Nothing happened. The seconds, rife with tension, stretched farther and farther. Then, quite abruptly, the whole tangled canopy was in motion. Ourakekem's enormous tentacles began to retract into its body at a healthy pace, but as its limbs went in, something came out. Emanating from the behemoth's eye was a mint-green wave, sweeping across everything in sight and bathing it in a soft glow. The tendrils released the platform on which the agents stood, but it, and the rest of the hunks of land, floated in the air as if weightless. As more and more of the colossal tentacles retreated into the mountain shell, it became apparent that the behemoth itself was now hovering in the air, kept buoyant by the same psychic force imparted to the stone. Very soon, the entire region was devoid of strands. Far away, the ordinary, steely cables of the Hanging Jungle remained, but in the vicinity of Ourakekem there existed only a belt of floating platforms.
Admittedly, Souta was having a terrifically hard time not freaking out. Navigating the Hanging Jungle had been hard and nerve-wracking enough when it was just vines; now, he -along with the rest of his group save Panoptos, the very individual who'd gotten them into this mess- was at the mercy of this hulking aberration. He could only watch as yellowish light began to will up within the monster's shell, which resolved itself into a sort of fog that streamed around its body. By honing his eyes, Souta could tell when the fog came close that it was not mist, but billions of bugs. So this is the monster's power. We are so dead. A bizarre sound filled the air—some kind of reverberating mumble that he could not decipher.
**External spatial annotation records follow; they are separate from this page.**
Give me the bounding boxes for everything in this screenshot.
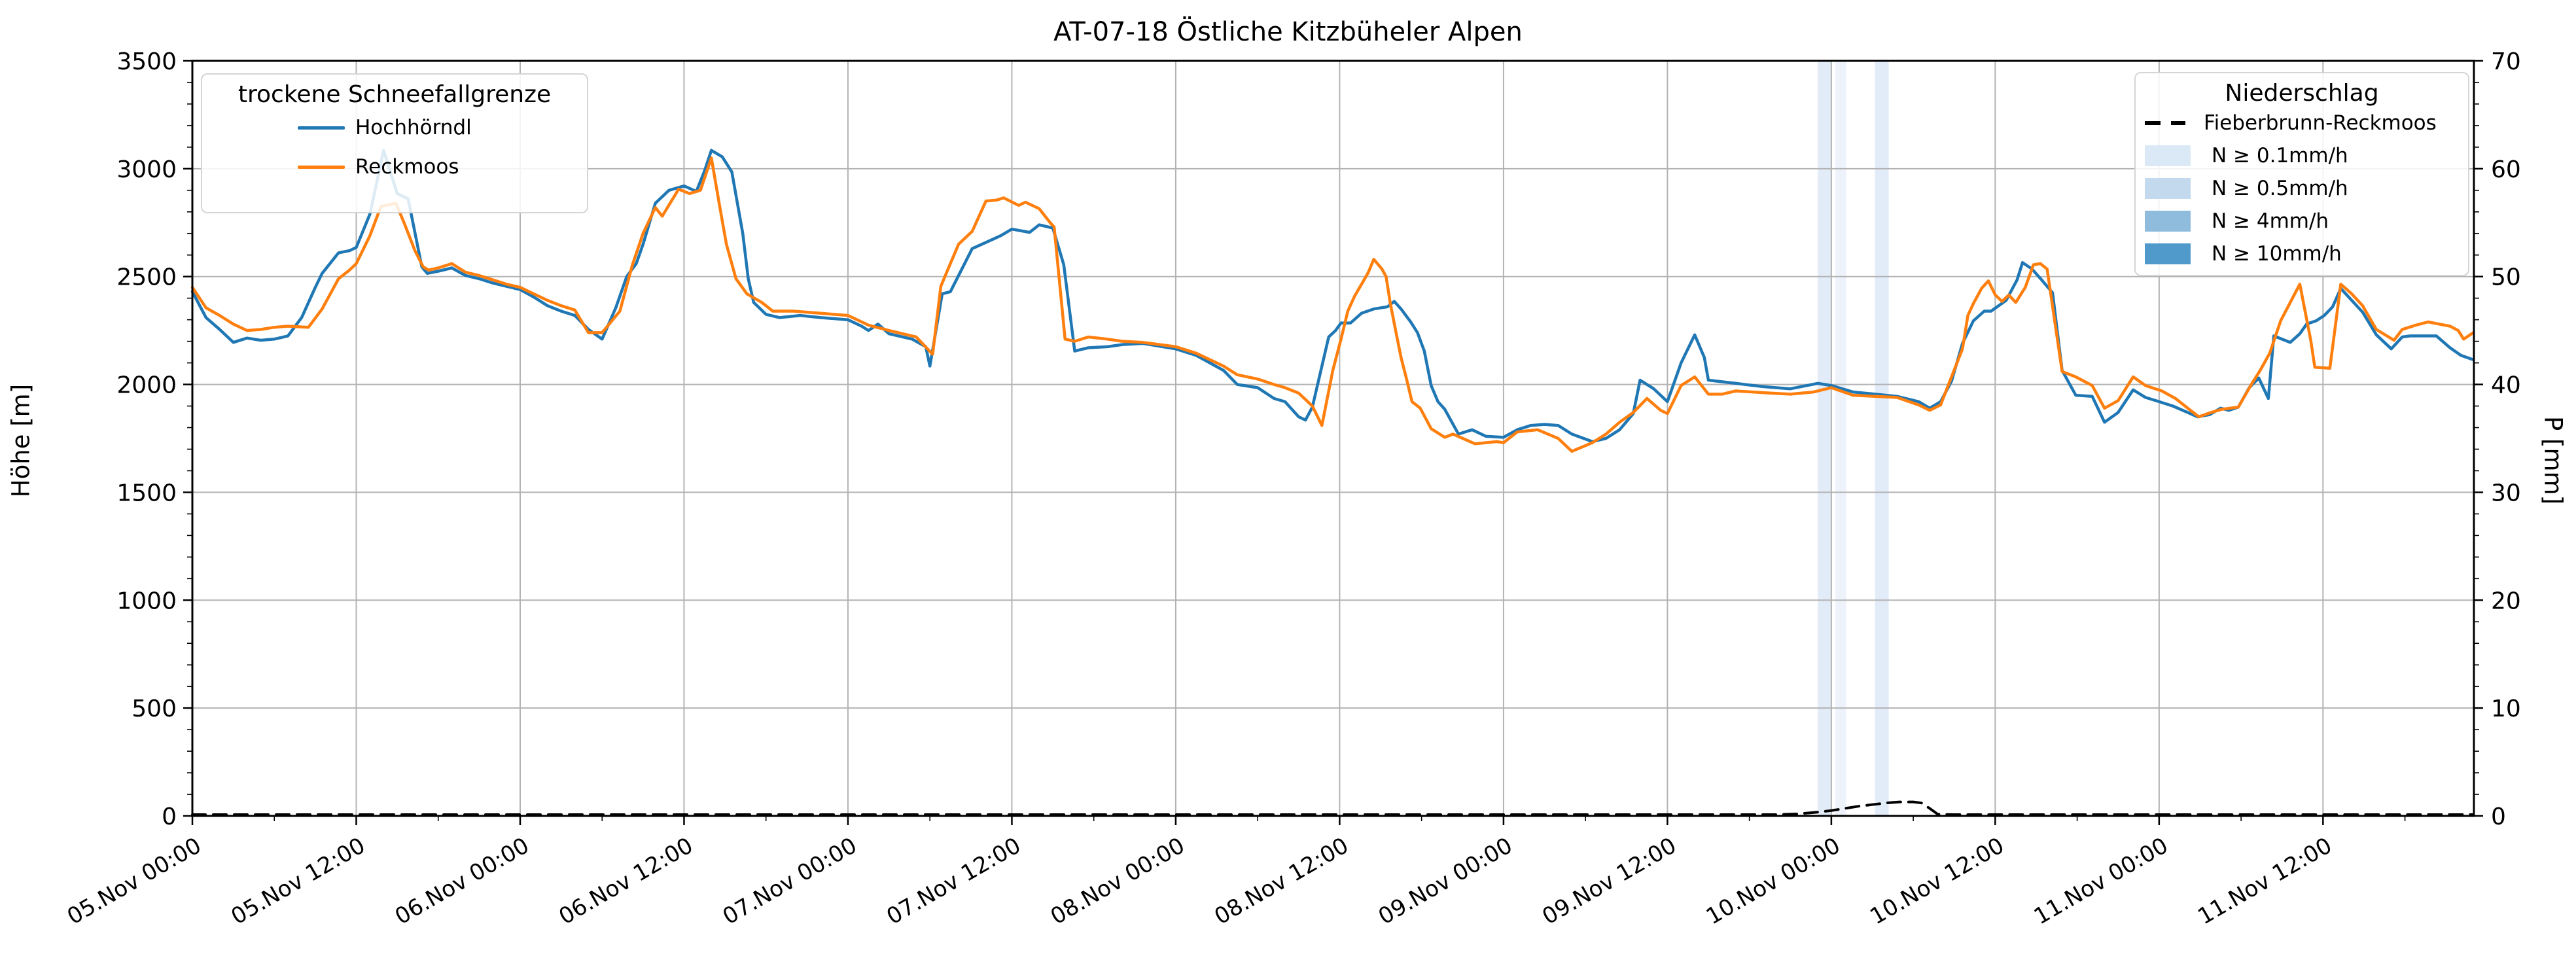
x-tick-label: 07.Nov 00:00 [718,832,862,930]
legend-entry-hochhoerndl: Hochhörndl [298,108,587,147]
y-right-tick-label: 70 [2491,48,2521,75]
reckmoos-line-swatch-icon [298,165,345,169]
y-axis-label-left: Höhe [m] [7,383,35,498]
y-left-tick-label: 3500 [116,48,177,75]
x-tick-label: 09.Nov 12:00 [1538,832,1681,930]
x-tick-label: 05.Nov 00:00 [63,832,206,930]
series-line-hochh-rndl [190,149,2475,444]
legend-entry-reckmoos: Reckmoos [298,147,587,186]
x-tick-label: 08.Nov 00:00 [1046,832,1190,930]
x-tick-label: 11.Nov 12:00 [2193,832,2337,930]
precip-band-0 [1818,61,1831,816]
legend-entry-n10-label: N ≥ 10mm/h [2212,242,2342,266]
x-tick-label: 06.Nov 12:00 [554,832,697,930]
precip-05-swatch-icon [2145,178,2191,199]
y-right-tick-label: 40 [2491,372,2521,399]
y-left-tick-label: 3000 [116,156,177,183]
x-tick-label: 06.Nov 00:00 [391,832,534,930]
legend-precip-title: Niederschlag [2225,80,2379,107]
precip-4-swatch-icon [2145,211,2191,232]
legend-entry-n05: N ≥ 0.5mm/h [2145,172,2468,205]
legend-entry-n4-label: N ≥ 4mm/h [2212,209,2329,233]
y-left-tick-label: 1500 [116,480,177,506]
legend-entry-reckmoos-label: Reckmoos [355,155,459,179]
x-tick-label: 11.Nov 00:00 [2030,832,2173,930]
y-right-tick-label: 50 [2491,264,2521,291]
legend-entry-hochhoerndl-label: Hochhörndl [355,116,472,139]
precip-band-2 [1875,61,1889,816]
y-left-tick-label: 2500 [116,264,177,291]
legend-entry-n01-label: N ≥ 0.1mm/h [2212,144,2348,168]
legend-entry-n05-label: N ≥ 0.5mm/h [2212,177,2348,200]
y-left-tick-label: 500 [132,696,177,722]
legend-precip: Niederschlag Fieberbrunn-Reckmoos N ≥ 0.… [2134,72,2469,276]
y-right-tick-label: 20 [2491,588,2521,614]
legend-entry-fieberbrunn: Fieberbrunn-Reckmoos [2145,107,2468,139]
precip-01-swatch-icon [2145,145,2191,166]
x-tick-label: 09.Nov 00:00 [1374,832,1517,930]
x-tick-label: 10.Nov 12:00 [1865,832,2009,930]
plot-spines [191,60,2475,817]
y-left-tick-label: 1000 [116,588,177,614]
precip-band-1 [1835,61,1846,816]
series-line-reckmoos [190,156,2475,453]
series-line-fieberbrunn-reckmoos [191,800,2475,816]
hochhoerndl-line-swatch-icon [298,126,345,130]
legend-entry-n01: N ≥ 0.1mm/h [2145,139,2468,172]
legend-snowline: trockene Schneefallgrenze Hochhörndl Rec… [201,73,588,213]
precip-10-swatch-icon [2145,243,2191,264]
y-right-tick-label: 0 [2491,803,2506,830]
x-tick-label: 08.Nov 12:00 [1210,832,1353,930]
legend-entry-fieberbrunn-label: Fieberbrunn-Reckmoos [2204,111,2437,135]
y-left-tick-label: 2000 [116,372,177,399]
x-tick-label: 05.Nov 12:00 [226,832,370,930]
chart-title: AT-07-18 Östliche Kitzbüheler Alpen [1053,17,1523,47]
dashed-line-swatch-icon [2145,121,2185,125]
legend-entry-n4: N ≥ 4mm/h [2145,205,2468,238]
y-axis-label-right: P [mm] [2539,415,2567,505]
y-right-tick-label: 10 [2491,696,2521,722]
y-left-tick-label: 0 [162,803,177,830]
legend-snowline-title: trockene Schneefallgrenze [238,81,552,108]
y-right-tick-label: 30 [2491,480,2521,506]
legend-entry-n10: N ≥ 10mm/h [2145,238,2468,270]
y-right-tick-label: 60 [2491,156,2521,183]
x-tick-label: 10.Nov 00:00 [1702,832,1845,930]
x-tick-label: 07.Nov 12:00 [882,832,1025,930]
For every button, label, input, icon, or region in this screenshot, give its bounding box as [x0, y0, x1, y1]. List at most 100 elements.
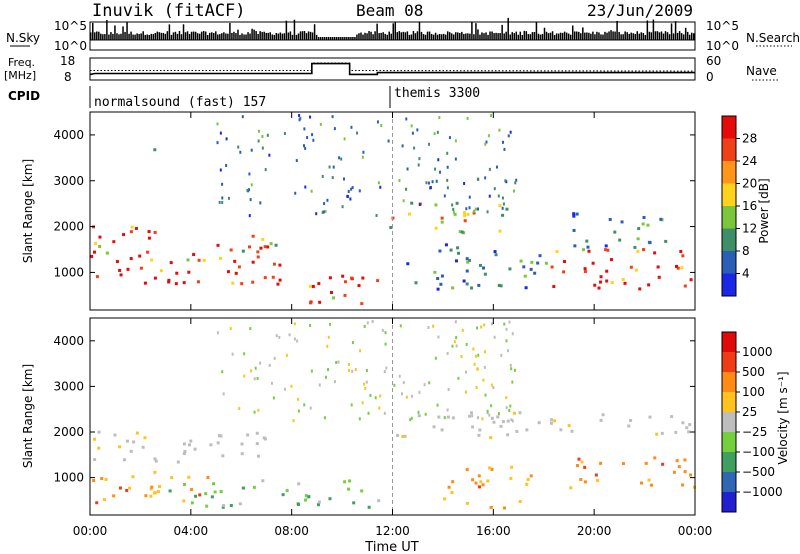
nsky-bar — [142, 31, 144, 40]
echo-cell — [135, 431, 139, 435]
echo-cell — [466, 212, 470, 216]
echo-cell — [465, 269, 469, 273]
nsky-bar — [166, 31, 169, 40]
echo-cell — [481, 483, 485, 487]
nsky-bar — [374, 31, 376, 40]
nsky-bar — [450, 33, 453, 40]
nsky-bar — [164, 33, 167, 40]
nsky-bar — [245, 34, 247, 40]
nsky-bar — [420, 31, 423, 40]
echo-cell — [485, 140, 488, 144]
echo-cell — [685, 426, 689, 430]
nsky-bar — [190, 31, 193, 40]
colorbar-tick-label: −100 — [742, 445, 775, 459]
nsky-bar — [168, 24, 171, 40]
echo-cell — [149, 487, 153, 491]
echo-cell — [293, 322, 296, 326]
echo-cell — [343, 137, 346, 141]
echo-cell — [648, 415, 652, 419]
nsky-bar — [580, 33, 582, 40]
nsky-bar — [213, 33, 215, 40]
echo-cell — [326, 198, 329, 202]
nsky-bar — [376, 23, 378, 40]
echo-cell — [125, 439, 129, 443]
echo-cell — [683, 458, 687, 462]
nsky-bar — [295, 34, 298, 40]
echo-cell — [329, 291, 333, 295]
nsky-bar — [461, 31, 463, 40]
echo-cell — [424, 412, 427, 416]
echo-cell — [657, 275, 661, 279]
echo-cell — [477, 283, 481, 287]
echo-cell — [466, 260, 470, 264]
colorbar-swatch — [722, 412, 736, 432]
echo-cell — [337, 360, 340, 364]
echo-cell — [118, 268, 122, 272]
echo-cell — [303, 498, 307, 502]
echo-cell — [433, 270, 437, 274]
echo-cell — [257, 139, 260, 143]
echo-cell — [511, 380, 514, 384]
echo-cell — [468, 206, 471, 210]
nsky-bar — [124, 31, 126, 40]
nsky-bar — [400, 32, 403, 40]
echo-cell — [221, 505, 225, 509]
echo-cell — [285, 353, 288, 357]
colorbar-swatch — [722, 161, 736, 184]
echo-cell — [249, 198, 252, 202]
echo-cell — [483, 350, 486, 354]
echo-cell — [261, 237, 265, 241]
echo-cell — [580, 460, 584, 464]
nsky-bar — [156, 31, 159, 40]
echo-cell — [210, 495, 214, 499]
nsky-bar — [596, 31, 598, 40]
echo-cell — [585, 239, 589, 243]
echo-cell — [340, 157, 343, 161]
echo-cell — [644, 461, 648, 465]
nsky-bar — [517, 34, 520, 40]
nsky-bar — [398, 31, 401, 40]
echo-cell — [118, 486, 122, 490]
echo-cell — [438, 116, 441, 120]
x-tick-label: 08:00 — [274, 524, 309, 538]
echo-cell — [641, 222, 645, 226]
echo-cell — [119, 273, 123, 277]
echo-cell — [482, 378, 485, 382]
echo-cell — [596, 479, 600, 483]
nsky-bar — [368, 31, 370, 40]
echo-cell — [318, 300, 322, 304]
x-tick-label: 12:00 — [375, 524, 410, 538]
nsky-bar — [565, 32, 568, 40]
nsky-bar — [200, 31, 203, 40]
echo-cell — [529, 474, 533, 478]
echo-cell — [256, 454, 260, 458]
nsky-bar — [642, 33, 645, 40]
echo-cell — [572, 212, 576, 216]
echo-cell — [562, 270, 566, 274]
nsky-bar — [297, 33, 300, 40]
echo-cell — [238, 407, 241, 411]
echo-cell — [683, 284, 687, 288]
echo-cell — [423, 383, 426, 387]
echo-cell — [328, 276, 332, 280]
echo-cell — [405, 187, 408, 191]
echo-cell — [410, 124, 413, 128]
nsky-bar — [194, 31, 197, 40]
nsky-bar — [332, 37, 334, 40]
echo-cell — [309, 406, 312, 410]
echo-cell — [253, 410, 256, 414]
echo-cell — [495, 165, 498, 169]
nsky-bar — [206, 34, 209, 40]
time-x-axis: 00:00 04:00 08:00 12:00 16:00 20:00 00:00 — [73, 112, 712, 538]
echo-cell — [219, 256, 223, 260]
echo-cell — [489, 436, 493, 440]
echo-cell — [659, 217, 663, 221]
echo-cell — [460, 355, 463, 359]
echo-cell — [97, 446, 101, 450]
echo-cell — [446, 151, 449, 155]
nsky-bar — [263, 31, 265, 40]
echo-cell — [251, 234, 255, 238]
echo-cell — [357, 284, 361, 288]
echo-cell — [642, 216, 646, 220]
nsky-bar — [360, 32, 362, 40]
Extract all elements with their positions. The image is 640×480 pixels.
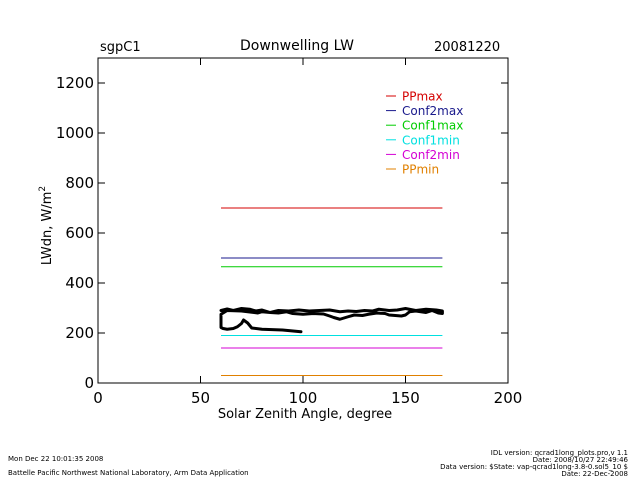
site-label: sgpC1 (100, 40, 141, 55)
legend-label: Conf2min (402, 148, 460, 162)
y-tick-label: 1200 (56, 74, 94, 92)
x-tick-label: 150 (391, 389, 420, 407)
y-tick-label: 600 (65, 224, 94, 242)
footer-lab: Battelle Pacific Northwest National Labo… (8, 469, 249, 477)
x-tick-label: 100 (289, 389, 318, 407)
legend-label: Conf1min (402, 133, 460, 147)
measurement-line (219, 307, 444, 334)
footer-data-date: Date: 22-Dec-2008 (561, 470, 628, 478)
x-tick-label: 50 (191, 389, 210, 407)
footer-timestamp: Mon Dec 22 10:01:35 2008 (8, 455, 104, 463)
y-tick-label: 200 (65, 324, 94, 342)
legend-label: PPmin (402, 163, 439, 177)
footer-idl-version: IDL version: qcrad1long_plots.pro,v 1.1 (490, 449, 628, 457)
y-axis-label-superscript: 2 (38, 186, 48, 192)
legend-label: Conf2max (402, 104, 463, 118)
legend-label: Conf1max (402, 119, 463, 133)
chart-legend: PPmaxConf2maxConf1maxConf1minConf2minPPm… (386, 90, 463, 177)
chart-axes: 0 50 100 150 200 0 200 400 600 800 1000 1200 Solar Z… (38, 57, 523, 422)
x-tick-label: 200 (494, 389, 523, 407)
threshold-lines (221, 207, 443, 376)
y-tick-label: 0 (84, 374, 94, 392)
y-tick-label: 800 (65, 174, 94, 192)
y-axis-label: LWdn, W/m2 (38, 186, 55, 265)
footer-idl-date: Date: 2008/10/27 22:49:46 (532, 456, 628, 464)
legend-label: PPmax (402, 90, 443, 104)
date-label: 20081220 (434, 40, 501, 55)
y-tick-label: 400 (65, 274, 94, 292)
x-axis-label: Solar Zenith Angle, degree (218, 407, 392, 422)
chart-title: Downwelling LW (240, 38, 354, 54)
y-tick-label: 1000 (56, 124, 94, 142)
footer-data-version: Data version: $State: vap-qcrad1long-3.8… (440, 463, 628, 471)
measurement-series-line (219, 307, 444, 334)
x-tick-label: 0 (93, 389, 103, 407)
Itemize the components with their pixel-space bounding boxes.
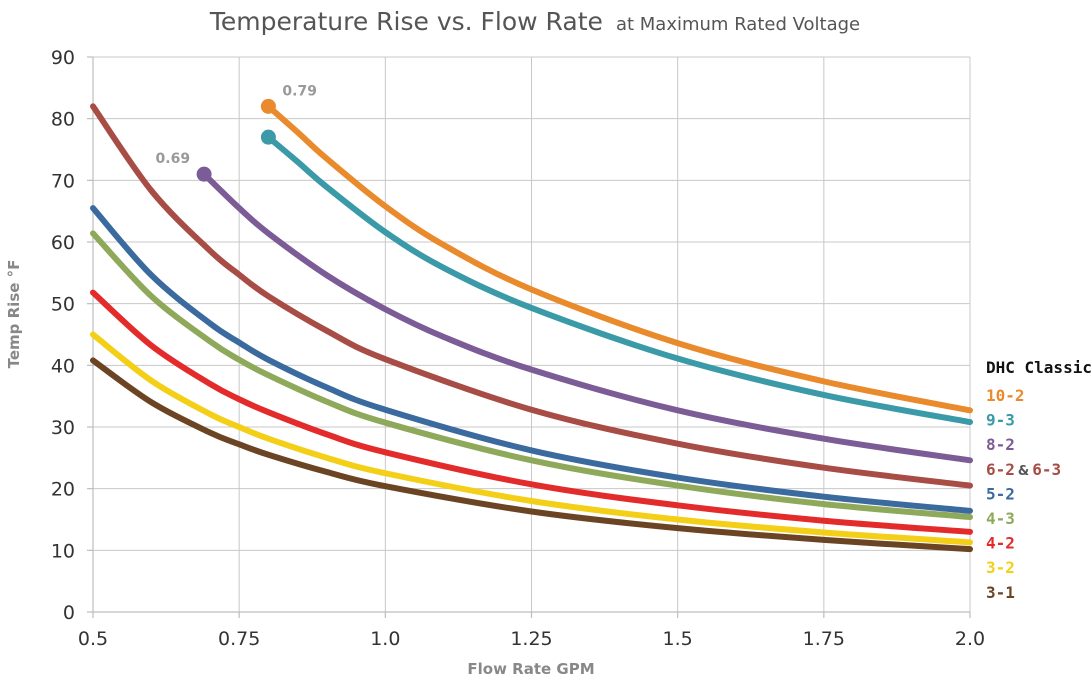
legend-entry-label: 6-2	[986, 460, 1015, 479]
y-tick-label: 40	[51, 355, 75, 377]
chart-subtitle: at Maximum Rated Voltage	[616, 14, 860, 35]
chart-axes: 0 10 20 30 40 50 60 70 80 90 0.5 0.75 1.0 1.25 1.5 1.75…	[51, 47, 985, 650]
y-tick-label: 90	[51, 47, 75, 69]
x-tick-label: 0.5	[78, 628, 108, 650]
legend-entry-label: 3-2	[986, 558, 1015, 577]
x-tick-label: 1.75	[803, 628, 845, 650]
y-tick-label: 20	[51, 479, 75, 501]
legend-entry: 8-2	[986, 435, 1015, 454]
legend-entry-label: 4-3	[986, 509, 1015, 528]
legend-entry: 4-3	[986, 509, 1015, 528]
legend-entry: 6-2 & 6-3	[986, 460, 1061, 479]
series-line-5-2	[90, 205, 973, 514]
series-line-3-1	[90, 357, 973, 553]
chart-legend: DHC Classic 10-2 9-3 8-2 6-2 & 6-3 5-2 4-3 4-2 3-…	[986, 358, 1092, 602]
x-tick-label: 0.75	[218, 628, 260, 650]
legend-entry-label: 8-2	[986, 435, 1015, 454]
y-tick-label: 50	[51, 294, 75, 316]
series-line-8-2	[201, 171, 973, 464]
legend-entry: 10-2	[986, 386, 1025, 405]
chart-title: Temperature Rise vs. Flow Rate at Maximu…	[209, 7, 860, 36]
y-tick-label: 0	[63, 602, 75, 624]
x-tick-label: 1.5	[663, 628, 693, 650]
legend-title: DHC Classic	[986, 358, 1092, 377]
y-tick-label: 80	[51, 109, 75, 131]
series-start-marker	[260, 129, 276, 145]
series-line-3-2	[90, 331, 973, 546]
legend-entry-label: 9-3	[986, 411, 1015, 430]
legend-entry-label: 10-2	[986, 386, 1025, 405]
legend-entry: 4-2	[986, 534, 1015, 553]
series-line-10-2	[265, 103, 973, 414]
series-line-6-2-6-3	[90, 103, 973, 489]
series-line-4-2	[90, 289, 973, 535]
x-axis-label: Flow Rate GPM	[467, 660, 594, 678]
legend-entry-label: 5-2	[986, 484, 1015, 503]
legend-entry-label: 4-2	[986, 534, 1015, 553]
series-line-9-3	[265, 134, 973, 426]
y-tick-label: 70	[51, 170, 75, 192]
legend-entry-label: 3-1	[986, 583, 1015, 602]
x-tick-label: 2.0	[955, 628, 985, 650]
series-start-marker	[196, 166, 212, 182]
chart-series	[90, 103, 973, 553]
y-axis-label: Temp Rise °F	[5, 260, 23, 369]
y-tick-label: 60	[51, 232, 75, 254]
legend-entry-separator: &	[1018, 464, 1029, 479]
series-start-label: 0.79	[282, 83, 317, 99]
series-start-marker	[260, 98, 276, 114]
x-tick-label: 1.0	[370, 628, 400, 650]
legend-entry-label-secondary: 6-3	[1032, 460, 1061, 479]
chart-title-main: Temperature Rise vs. Flow Rate	[209, 7, 603, 36]
x-tick-label: 1.25	[510, 628, 552, 650]
legend-entry: 3-2	[986, 558, 1015, 577]
series-line-4-3	[90, 230, 973, 521]
y-tick-label: 30	[51, 417, 75, 439]
chart-markers: 0.79 0.69	[156, 83, 317, 182]
legend-entry: 9-3	[986, 411, 1015, 430]
series-start-label: 0.69	[156, 151, 191, 167]
y-tick-label: 10	[51, 540, 75, 562]
legend-entry: 5-2	[986, 484, 1015, 503]
legend-entry: 3-1	[986, 583, 1015, 602]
He guessed it to be the cacophony of insect wings, but above the noise, Uhelei shouted, “It is speaking in my people's tongue! It is as you said, lord Panoptos! It wishes to test us. We must weather its swarms until it determines whether our intentions will...will suit its purposes. Prepare yourselves, agents of the Council!”
Immediately, the swarms began to whirl through the floating array of stone. It took on the shape of lances, beasts, and even armed humanoids, attacking the agents both as projectiles to be blocked or avoided, and as facsimile opponents. Souta had no idea what was going on, but he knew that he had to fight, and to fight with everything he had. The Trawlers appeared, and the smith went to work.